Was ist für Sie das vollkommene irdische Glück? Die Frage ist ein fester Bestandteil des FAZ-Fragebogens, und sie ist eine jener Fragen, wegen derer man sich wünscht, diesen Bogen nie ausfüllen zu müssen. Selbst wenn man den Anspruch auf Vollkommenheit aufgibt, bleibt die Frage, was Glück sei, so schwer zu beantworten, wie sie alt ist. Das liegt unter anderem daran, dass der Begriff Glück im Deutschen zwei kategorial verschiedene Phänomene beschreibt: erstens ein als positiv empfundenes, kontingentes Ereignis und zweitens einen geistig-seelischen Zustand des Eins-Seins mit seinen Wünschen und Erwartungen. Das Lateinische kennt hierfür die Unterscheidung zwischen Fortuna und Beatitudo. Auch wenn wir davon ausgehen, dass die meisten Menschen zwar nichts gegen einen Sechser im Lotto einzuwenden hätten, im Prinzip aber eher an Beatitudo interessiert sind, so bleibt immer noch das Problem zu bestimmen, worin letztere Form des Glücks bestehen könnte. Der Philosoph Ludwig Marcuse schrieb einmal, Glück sei “eine Sonne, die eine Schar von Trabanten um sich herum hat: Behagen, Vergnügen, Lust, Zufriedenheit, Freude, Seligkeit, Heil”. Man kann vielleicht jeden einzelnen dieser Nebensterne ins Auge fassen: Wer aber in die Sonne selbst schaut, läuft bekanntlich Gefahr zu erblinden. Der Begriff Glück ist eine von Person zu Person je unterschiedlich besetzte Leerstelle.

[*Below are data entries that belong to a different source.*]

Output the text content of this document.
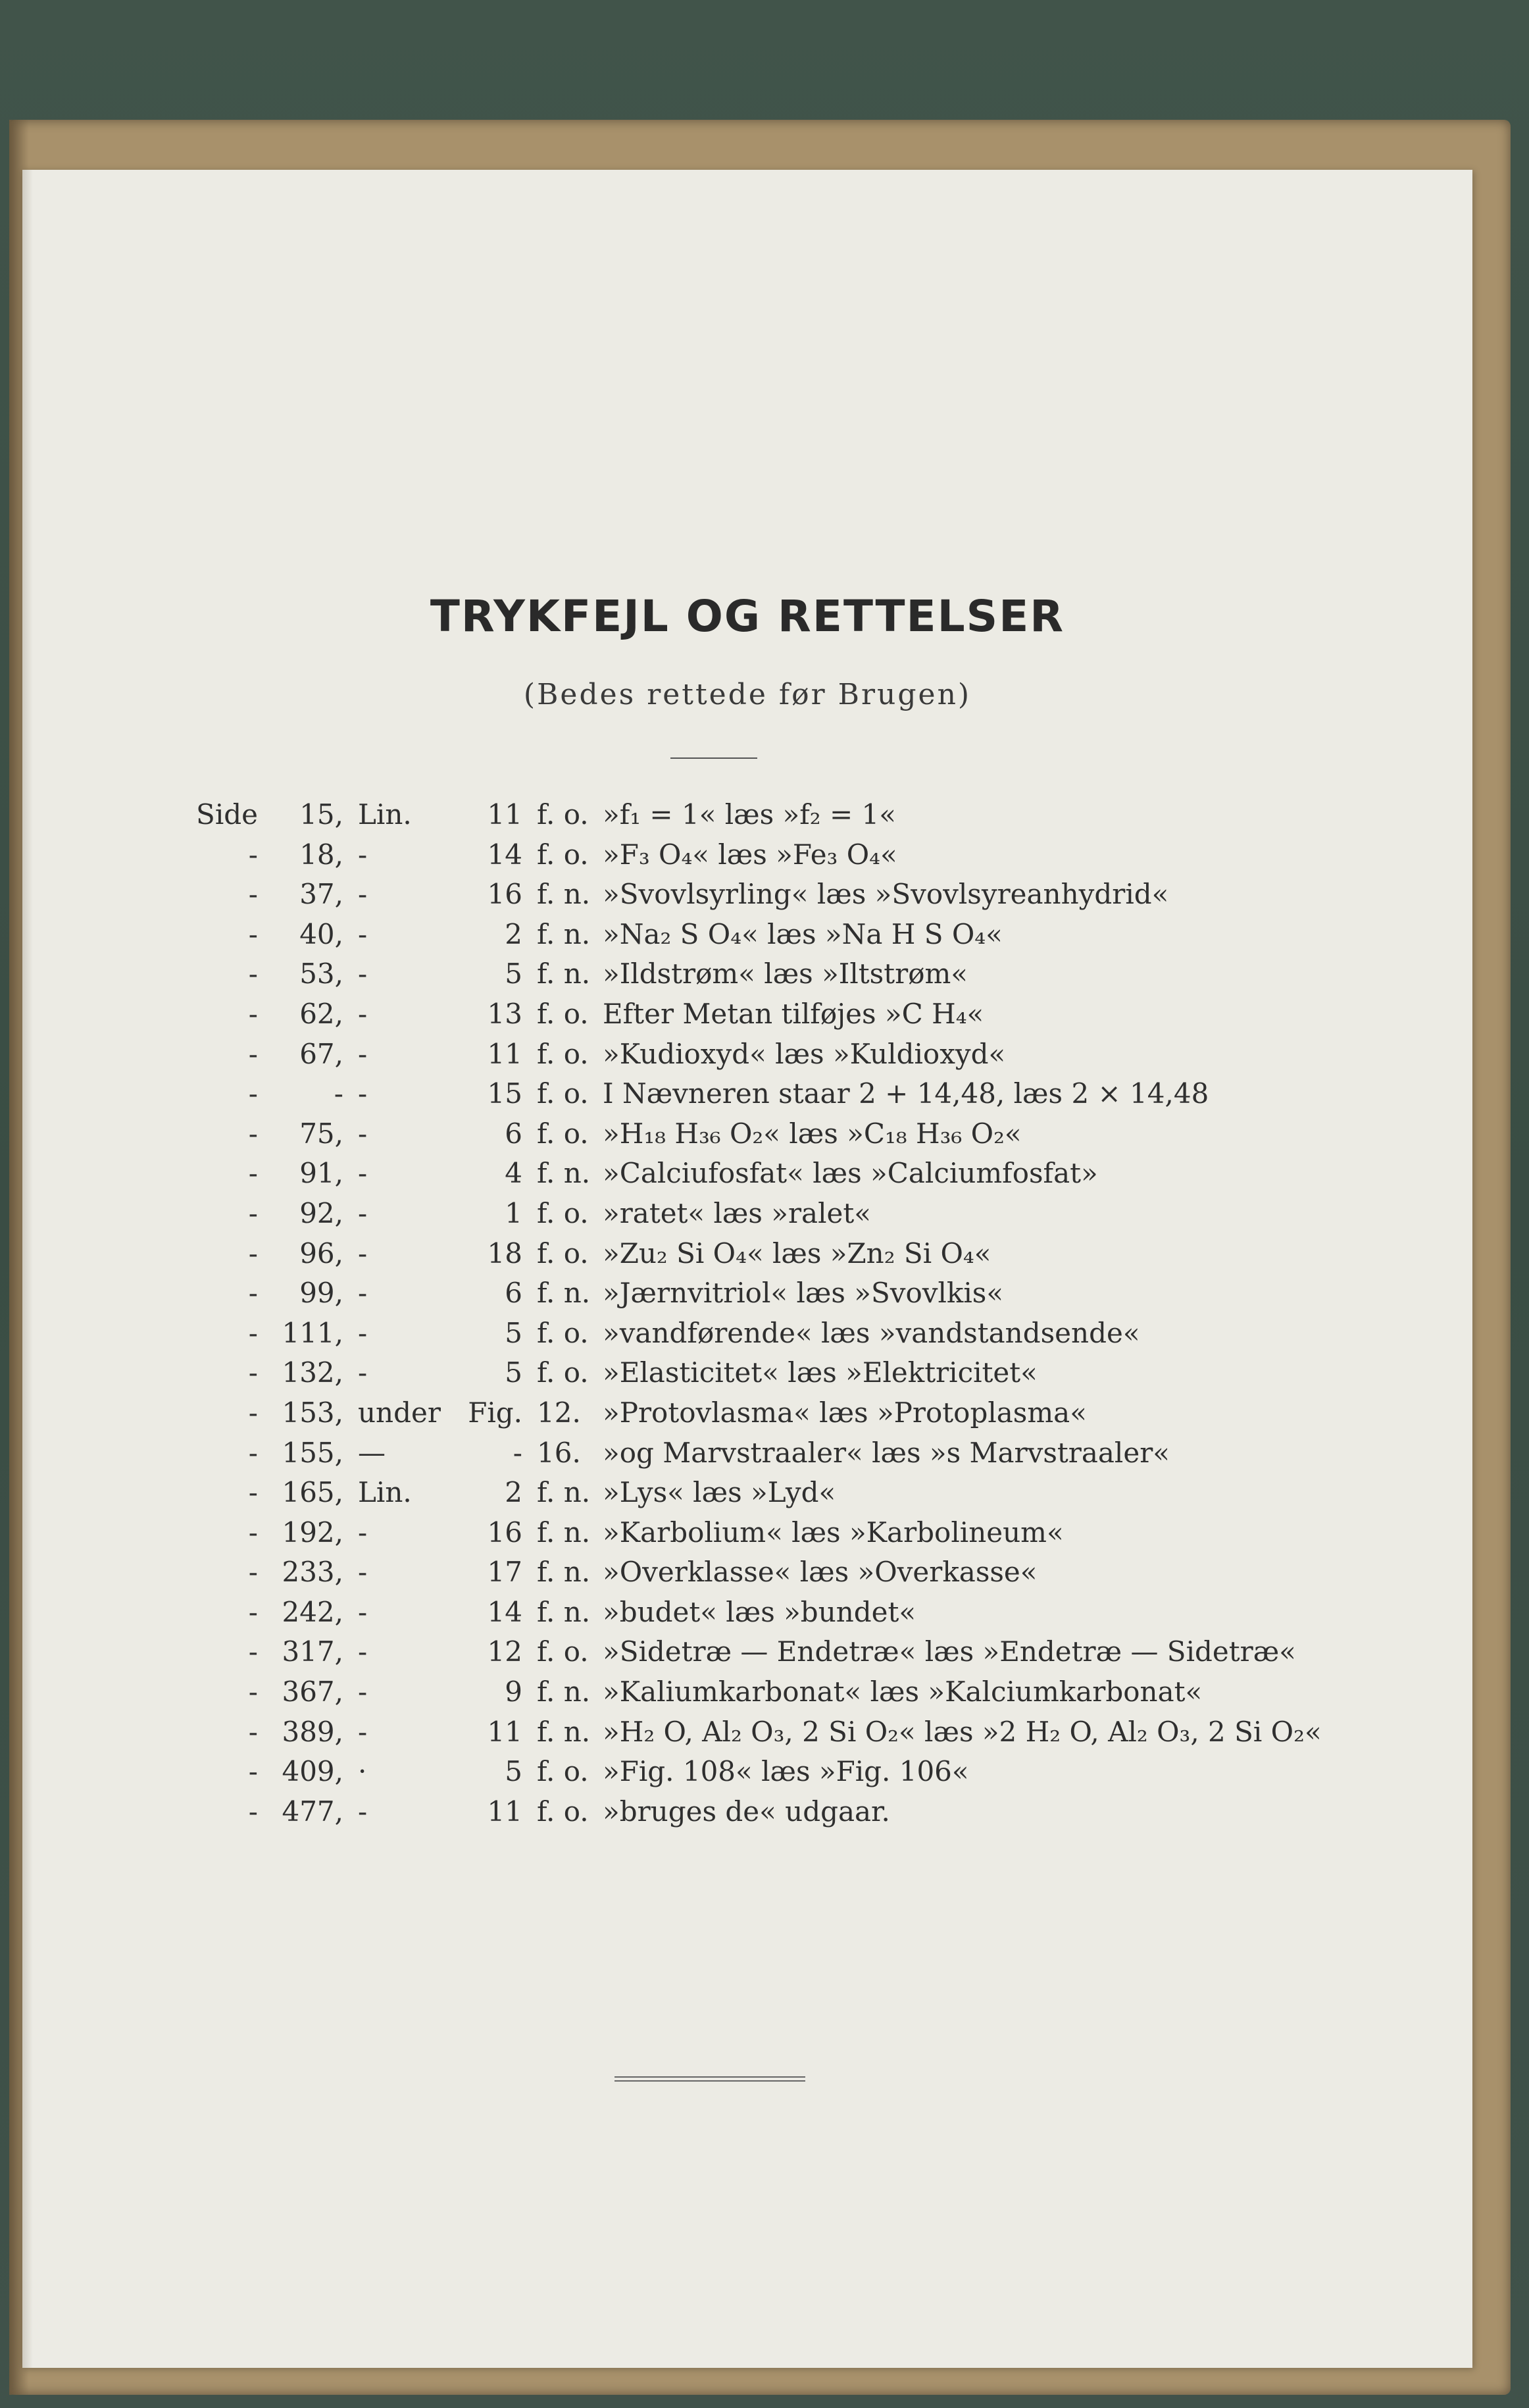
TRYKFEJL OG RETTELSER
(Bedes rettede før Brugen)
Side	15, Lin.	11 f. o. »f₁ = 1« læs »f₂ = 1«
-	18, -	14 f. o. »F₃ O₄« læs »Fe₃ O₄«
-	37, -	16 f. n. »Svovlsyrling« læs »Svovlsyreanhydrid«
-	40, -	2 f. n. »Na₂ S O₄« læs »Na H S O₄«
-	53, -	5 f. n. »Ildstrøm« læs »Iltstrøm«
-	62, -	13 f. o. Efter Metan tilføjes »C H₄«
-	67, -	11 f. o. »Kudioxyd« læs »Kuldioxyd«
-	- -	15 f. o. I Nævneren staar 2 + 14,48, læs 2 × 14,48
-	75, -	6 f. o. »H₁₈ H₃₆ O₂« læs »C₁₈ H₃₆ O₂«
-	91, -	4 f. n. »Calciufosfat« læs »Calciumfosfat»
-	92, -	1 f. o. »ratet« læs »ralet«
-	96, -	18 f. o. »Zu₂ Si O₄« læs »Zn₂ Si O₄«
-	99, -	6 f. n. »Jærnvitriol« læs »Svovlkis«
- 111, -	5 f. o. »vandførende« læs »vandstandsende«
- 132, -	5 f. o. »Elasticitet« læs »Elektricitet«
- 153, under Fig. 12. »Protovlasma« læs »Protoplasma«
- 155, —	- 16. »og Marvstraaler« læs »s Marvstraaler«
- 165, Lin.	2 f. n. »Lys« læs »Lyd«
- 192, -	16 f. n. »Karbolium« læs »Karbolineum«
- 233, -	17 f. n. »Overklasse« læs »Overkasse«
- 242, -	14 f. n. »budet« læs »bundet«
- 317, -	12 f. o. »Sidetræ — Endetræ« læs »Endetræ — Sidetræ«
- 367, -	9 f. n. »Kaliumkarbonat« læs »Kalciumkarbonat«
- 389, -	11 f. n. »H₂ O, Al₂ O₃, 2 Si O₂« læs »2 H₂ O, Al₂ O₃, 2 Si O₂«
- 409, ·	5 f. o. »Fig. 108« læs »Fig. 106«
- 477, -	11 f. o. »bruges de« udgaar.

Wer da nicht glücklich ist, ist selber schuld

Obwohl es also höchst kompliziert ist zu bestimmen, was mit Glück gemeint ist, wollen immer mehr Menschen glücklich sein: Ratgeber wie “Die Glücksformel” erklären, “wie die guten Gefühle entstehen”, Meditations-Seminare wollen uns den “Weg zu dauerhaftem Glück” weisen, und eine asiatische Fast-Food-Kette offeriert einen Durstlöscher mit dem Namen “Buddha – Der harmonische Glücksbringer”. Wer da nicht glücklich ist, ist selber schuld. Das Problem daran ist, dass diese Allgegenwart von Glücksmöglichkeiten die Menschen immer mehr unter Druck setzt, glücklich sein zu müssen – und sie damit letzten Endes eher unglücklich macht. Hinzu kommt, dass Glücksgefühle nicht so verlässlich oder gar dauerhaft zu haben sind, wie es die Glücksindustrie verheißt. Versucht man sich einmal in Erinnerung zu rufen, wann man in seinem Leben tatsächliches Glück empfunden hat, so wird man vermutlich feststellen, dass dieser Zustand zeitlich recht scharf umrissen war – und dass er ganz unversehens von einem Besitz nahm. Der überwältigende Anblick eines Bergpanoramas mag einen bei der ersten Besteigung eines Gipfels mit tiefer Glückseligkeit erfüllt haben. Wenn man aber eines Tages an ebendiesen Ort zurückkehrt, wird sich dasselbe Gefühl möglicherweise nicht mehr einstellen, sei es, weil der Gipfel diesmal von Wolken verhangen ist, sei es, weil man ihn eben nicht mehr zum ersten Mal betritt – und nie wieder zum ersten Mal betreten kann.

Glück als das letzte Wort eines ertrinkenden Franzosen

Es scheint also geboten, den durch den psychologisch-spirituellen Komplex zunehmend abgeschliffenen Begriff vom Glück wieder bedachter einzusetzen, ihn jenen außergewöhnlichen Augenblicken vorzubehalten, die ihn verdienen. Vielleicht ist es doch ganz passend, dass die deutsche Sprache die Phänomene der Fortuna und der Beatitudo mit demselben Wort benennt: Glück, so könnte man sagen, ist Glückssache. Wer glücklich ist, darf sich glücklich schätzen. Was die eingangs erwähnte Fragebogenfrage angeht – die beste Antwort darauf stammt von dem Schriftsteller Wolf Haas. Der definierte Glück nach langem Nachdenken als “das letzte Wort eines ertrinkenden Franzosen”.